A crown of blackberry thorns encircled the head like a wreath. Titus could see what he had at first taken to be the cleaned and scoured skin of some large animal, maybe a deer, attached to the victim’s arms was actually the victim’s lungs. The killer had sliced the man’s back open and then pulled the lungs through the slits.

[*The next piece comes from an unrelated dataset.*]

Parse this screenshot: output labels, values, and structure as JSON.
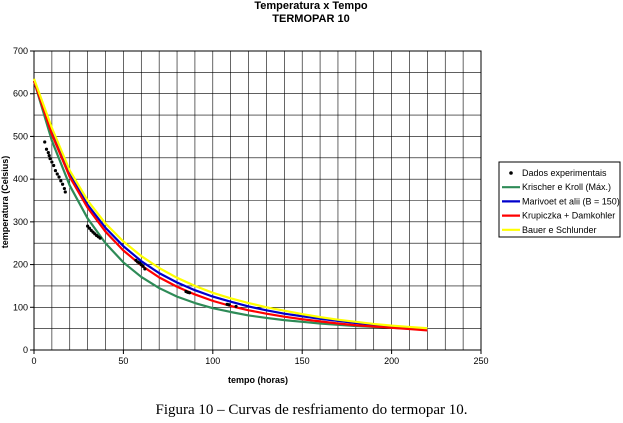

Titus knew this was a form of torture allegedly used by Vikings and other wild tribes from the Scandinavian northlands, but the way the arms were positioned, the crown of thorns, Titus thought this was less like a bloody eagle and more like a bloody angel. If the symbolism wasn’t obvious enough, someone had carved URIEL in the victim’s chest, right above a death’s-head tattoo over a Dixie flag background over the victim’s heart. The force of the arterial spray had launched blood away from the body, leaving residual streaks that ran over the wound in the chest and the tattoo.
Blood had pooled in front of the victim’s feet like a puddle of syrup, appearing almost black on the ground covering the pine needles and other detritus.
“It’s like a monster got hold of him,” Carla whispered.
“No, it was just a man. Monsters don’t care about all this pageantry,” Titus said. Trey was taking photos before they cut him down. Titus had temporarily pulled him off the shooting investigation. He was the best photographer in the department and Titus wanted everything here documented to within an inch of its life.
“That’s Cole Marshall,” Davy said.
“How can you tell? I mean, without a face and all?” Steve asked.
“We used to play rec league basketball. Time to time we’d play shirts versus skins. I’ve seen that tattoo going up for a layup more than once,” Davy said. He said the words in a near-monotone.
“Jesus Christ in a juniper tree,” Titus said under his breath. He knew he had recognized that voice. He pulled on a pair of latex gloves.
He’d just recognized it too late. Far too late.
“You got it, Trey?”
“Yeah, we good.”
“Dr. Leonard, we good?” Titus asked.
The diminutive physician lit up a Pall Mall, took a deep drag, and exhaled. “Yeah, he’s definitely dead,” Dr. Leonard said.
“Cut him down,” Titus said.
Steve and Douglas cut the ropes and laid the body down inside a heavy-duty black body bag provided by Blackmon’s Funeral Home. The big, light-skinned brother nodded at the body.
“I’m assuming he needs to go to Richmond. That don’t look like natural causes,” he said.
Titus looked at him for a hard ten seconds.
“I guess that’s a yes,” he said, and zipped up the bag. Davy and Steve helped him lift the bag onto a stretcher. The attendant, who said his name was Nathan but you could call him Nate, pushed the stretcher through the undergrowth to his van.
“If that was Cole Marshall, he has to run two-forty, two-fifty. How strong would one man have to be to cut his throat, slit his back, then string him up between these two trees?” Titus said to Trey.
“Strong enough I wouldn’t want to fight him one-on-one,” Trey said.
“Maybe it was two people? One holds him while the other cuts his throat?” Carla said.
Titus stared down at the ground. At the broken twigs and branches and brown pine needles that littered the floor of the forest.